Definition
An observable behavior is exactly what the name says: a behavior that a third party (an instructor or examiner) can observe and grade without inferring intent. Each ICAO/IATA core competency is operationalized through a catalogue of OBs that demonstrate it. For example, the competency "Communication" is graded through OBs such as "ensures the recipient is ready and able to receive the information," "selects appropriately what, when, how and with whom to communicate," "conveys messages clearly, accurately and concisely," and "confirms that the recipient correctly understands important information." Each of those is a discrete, observable action — not an inference about the pilot's mental state.
The distinction matters because OBs are gradeable inter-rater. Two examiners watching the same lesson should agree, within a tolerance, on whether the trainee briefed the approach, whether they verified the platform altitude, whether they confirmed PM understanding. They are far less likely to agree on whether the trainee "communicated well." CBTA grading relies on the OB layer specifically because it produces the inter-rater reliability that aggregated competency data requires.
ICAO Doc 9995 (and IATA's equivalent guidance material) publishes a baseline OB catalogue, but operators are expected to elaborate it for their specific operation and aircraft type. A long-haul widebody operator's OBs for "Workload Management" emphasize different behaviors from a single-pilot light-aircraft operator's. EASA's APS-MCC AMC and the various competency-based type-rating programs likewise reference the same baseline but allow operator-specific tailoring within the regulator-approved framework.
The modern grading scale used with OBs is typically a 1-to-5 anchored rating scale, with each level explicitly defined: 1 = unacceptable, 2 = below standard, 3 = standard, 4 = above standard, 5 = exemplary. The anchored definitions remove most of the residual subjectivity from the grading process — and, again, are the basis for inter-rater reliability across the instructor team.

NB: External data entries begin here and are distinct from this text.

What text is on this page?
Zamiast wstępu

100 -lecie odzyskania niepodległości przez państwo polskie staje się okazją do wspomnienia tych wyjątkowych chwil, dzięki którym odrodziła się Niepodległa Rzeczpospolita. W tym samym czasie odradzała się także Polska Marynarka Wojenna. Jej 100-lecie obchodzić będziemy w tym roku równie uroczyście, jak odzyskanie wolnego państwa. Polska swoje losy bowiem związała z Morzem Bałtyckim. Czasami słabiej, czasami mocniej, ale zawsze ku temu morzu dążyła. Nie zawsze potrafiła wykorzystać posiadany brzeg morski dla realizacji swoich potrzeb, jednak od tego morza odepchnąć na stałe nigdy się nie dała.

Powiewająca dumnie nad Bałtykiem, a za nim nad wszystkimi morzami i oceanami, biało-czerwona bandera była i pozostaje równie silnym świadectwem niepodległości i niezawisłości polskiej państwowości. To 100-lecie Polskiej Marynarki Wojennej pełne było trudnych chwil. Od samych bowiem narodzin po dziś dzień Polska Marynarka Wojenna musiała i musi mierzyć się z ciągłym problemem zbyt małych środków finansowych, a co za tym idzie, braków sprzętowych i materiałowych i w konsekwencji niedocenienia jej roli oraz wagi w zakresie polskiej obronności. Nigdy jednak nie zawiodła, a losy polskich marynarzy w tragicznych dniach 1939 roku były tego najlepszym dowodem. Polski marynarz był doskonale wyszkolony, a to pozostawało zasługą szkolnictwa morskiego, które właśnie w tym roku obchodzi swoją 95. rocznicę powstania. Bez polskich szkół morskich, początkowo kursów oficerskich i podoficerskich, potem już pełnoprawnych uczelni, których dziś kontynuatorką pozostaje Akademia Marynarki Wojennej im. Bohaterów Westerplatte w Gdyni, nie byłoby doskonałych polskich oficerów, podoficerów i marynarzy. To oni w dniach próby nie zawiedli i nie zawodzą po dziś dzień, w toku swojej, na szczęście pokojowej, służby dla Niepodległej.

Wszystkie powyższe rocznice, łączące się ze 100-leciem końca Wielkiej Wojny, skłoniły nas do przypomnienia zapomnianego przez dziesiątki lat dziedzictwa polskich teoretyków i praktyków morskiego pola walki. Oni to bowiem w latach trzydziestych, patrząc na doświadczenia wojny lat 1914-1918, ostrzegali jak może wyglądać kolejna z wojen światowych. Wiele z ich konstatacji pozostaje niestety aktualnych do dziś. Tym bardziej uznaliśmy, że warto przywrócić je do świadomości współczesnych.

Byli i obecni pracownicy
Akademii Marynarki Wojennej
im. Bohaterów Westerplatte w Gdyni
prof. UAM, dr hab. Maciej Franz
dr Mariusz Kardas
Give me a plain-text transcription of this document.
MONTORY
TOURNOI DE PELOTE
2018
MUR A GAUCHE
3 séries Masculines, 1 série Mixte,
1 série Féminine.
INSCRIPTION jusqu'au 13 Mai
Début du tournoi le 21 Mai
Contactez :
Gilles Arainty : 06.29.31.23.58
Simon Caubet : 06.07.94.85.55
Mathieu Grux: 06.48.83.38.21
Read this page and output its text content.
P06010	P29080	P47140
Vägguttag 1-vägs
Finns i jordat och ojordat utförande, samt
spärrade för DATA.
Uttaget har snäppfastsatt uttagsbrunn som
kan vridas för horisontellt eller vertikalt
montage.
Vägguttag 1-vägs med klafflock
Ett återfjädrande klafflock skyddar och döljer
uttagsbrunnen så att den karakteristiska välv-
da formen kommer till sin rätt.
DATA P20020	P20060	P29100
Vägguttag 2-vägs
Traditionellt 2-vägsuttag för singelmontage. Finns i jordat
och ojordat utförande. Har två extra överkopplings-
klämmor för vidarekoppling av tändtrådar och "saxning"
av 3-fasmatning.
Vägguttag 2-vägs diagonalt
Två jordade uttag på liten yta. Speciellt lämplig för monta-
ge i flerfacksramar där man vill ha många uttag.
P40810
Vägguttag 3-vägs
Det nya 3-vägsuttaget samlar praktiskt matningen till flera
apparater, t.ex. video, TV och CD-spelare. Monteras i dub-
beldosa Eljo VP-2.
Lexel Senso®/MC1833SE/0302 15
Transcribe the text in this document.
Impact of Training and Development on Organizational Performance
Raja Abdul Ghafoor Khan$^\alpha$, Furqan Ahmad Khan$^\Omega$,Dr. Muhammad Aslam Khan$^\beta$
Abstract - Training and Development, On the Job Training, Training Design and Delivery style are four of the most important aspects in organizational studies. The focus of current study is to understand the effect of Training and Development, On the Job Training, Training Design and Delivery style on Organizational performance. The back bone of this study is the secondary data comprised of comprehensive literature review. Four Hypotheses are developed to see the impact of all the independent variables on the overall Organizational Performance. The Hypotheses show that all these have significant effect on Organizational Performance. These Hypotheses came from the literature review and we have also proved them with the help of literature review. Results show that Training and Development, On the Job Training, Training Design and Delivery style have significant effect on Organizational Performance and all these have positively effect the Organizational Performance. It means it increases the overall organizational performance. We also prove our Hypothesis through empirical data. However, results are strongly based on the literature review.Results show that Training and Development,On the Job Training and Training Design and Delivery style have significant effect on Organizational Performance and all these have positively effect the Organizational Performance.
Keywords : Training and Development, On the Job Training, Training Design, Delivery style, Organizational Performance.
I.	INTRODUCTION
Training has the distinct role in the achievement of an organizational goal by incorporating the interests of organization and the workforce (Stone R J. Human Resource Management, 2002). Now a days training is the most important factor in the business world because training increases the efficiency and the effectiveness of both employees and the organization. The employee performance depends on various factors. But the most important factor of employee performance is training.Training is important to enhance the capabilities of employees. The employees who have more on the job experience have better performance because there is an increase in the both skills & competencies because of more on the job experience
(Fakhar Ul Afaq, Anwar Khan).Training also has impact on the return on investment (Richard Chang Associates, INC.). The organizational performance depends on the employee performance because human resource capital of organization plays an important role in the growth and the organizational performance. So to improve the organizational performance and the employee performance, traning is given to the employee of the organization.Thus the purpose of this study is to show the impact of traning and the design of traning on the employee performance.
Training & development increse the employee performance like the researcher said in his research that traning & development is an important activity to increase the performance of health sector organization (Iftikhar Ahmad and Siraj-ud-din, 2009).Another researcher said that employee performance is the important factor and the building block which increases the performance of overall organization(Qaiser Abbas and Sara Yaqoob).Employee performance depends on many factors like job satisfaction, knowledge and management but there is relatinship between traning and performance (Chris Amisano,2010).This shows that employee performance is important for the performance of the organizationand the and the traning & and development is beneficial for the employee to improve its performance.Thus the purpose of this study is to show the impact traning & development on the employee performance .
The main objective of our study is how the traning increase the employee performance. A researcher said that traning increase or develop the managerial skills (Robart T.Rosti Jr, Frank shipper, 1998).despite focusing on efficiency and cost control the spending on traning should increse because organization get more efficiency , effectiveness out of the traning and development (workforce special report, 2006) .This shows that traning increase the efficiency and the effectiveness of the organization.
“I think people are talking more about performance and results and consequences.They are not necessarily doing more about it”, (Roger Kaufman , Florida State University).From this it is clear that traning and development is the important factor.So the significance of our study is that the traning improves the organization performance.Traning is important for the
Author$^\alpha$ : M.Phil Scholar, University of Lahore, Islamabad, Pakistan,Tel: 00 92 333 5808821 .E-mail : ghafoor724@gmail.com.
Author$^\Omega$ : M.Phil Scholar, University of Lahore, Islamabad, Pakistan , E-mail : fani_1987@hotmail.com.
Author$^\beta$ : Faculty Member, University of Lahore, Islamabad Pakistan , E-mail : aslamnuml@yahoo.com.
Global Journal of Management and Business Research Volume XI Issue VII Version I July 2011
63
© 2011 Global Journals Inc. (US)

Why It Matters for Flight Schools
Observable behaviors are the data layer of CBTA. The competency layer is for human reasoning (a trainee is weak in Workload Management); the OB layer is for evidence (specifically these three behaviors have been graded 2 across the last six lessons with three different instructors). Without the OB layer, competency assessment becomes instructor opinion. With it, the school produces evidence-grade data on every trainee, every instructor, and every cohort.
The operational risk is over- or under-elaboration of the OB catalogue. A catalogue with 200 OBs is unusable in practice — instructors revert to grading the competency directly because they can't hold 200 OBs in working memory during a debrief. A catalogue with 20 OBs loses too much resolution. The published ICAO and IATA baselines (typically 60–80 OBs across the nine competencies) is the calibrated middle ground that operators should start from.
How Aviatize Handles This
Aviatize stores the school's observable behavior catalogue as configurable, version-controlled data linked to the competency it operationalizes. Each lesson plan references the specific OBs the lesson is designed to develop, and the post-lesson grading interface presents those OBs directly — turning grading into the act of marking the OBs the trainee actually demonstrated, not into the act of inferring a competency grade from memory.
For the chief instructor and Head of Training, OB-level data is the diagnostic that program quality improvement runs on. Aviatize aggregates OB outcomes across students, courses, and instructors, surfacing patterns that the human eye cannot see across hundreds of lessons — the OB nobody is grading well, the instructor whose distributions diverge from peers, the syllabus point where a particular OB stops being met. That data is exactly what a competent regulator audit will ask for, and what airline-customer due diligence will probe.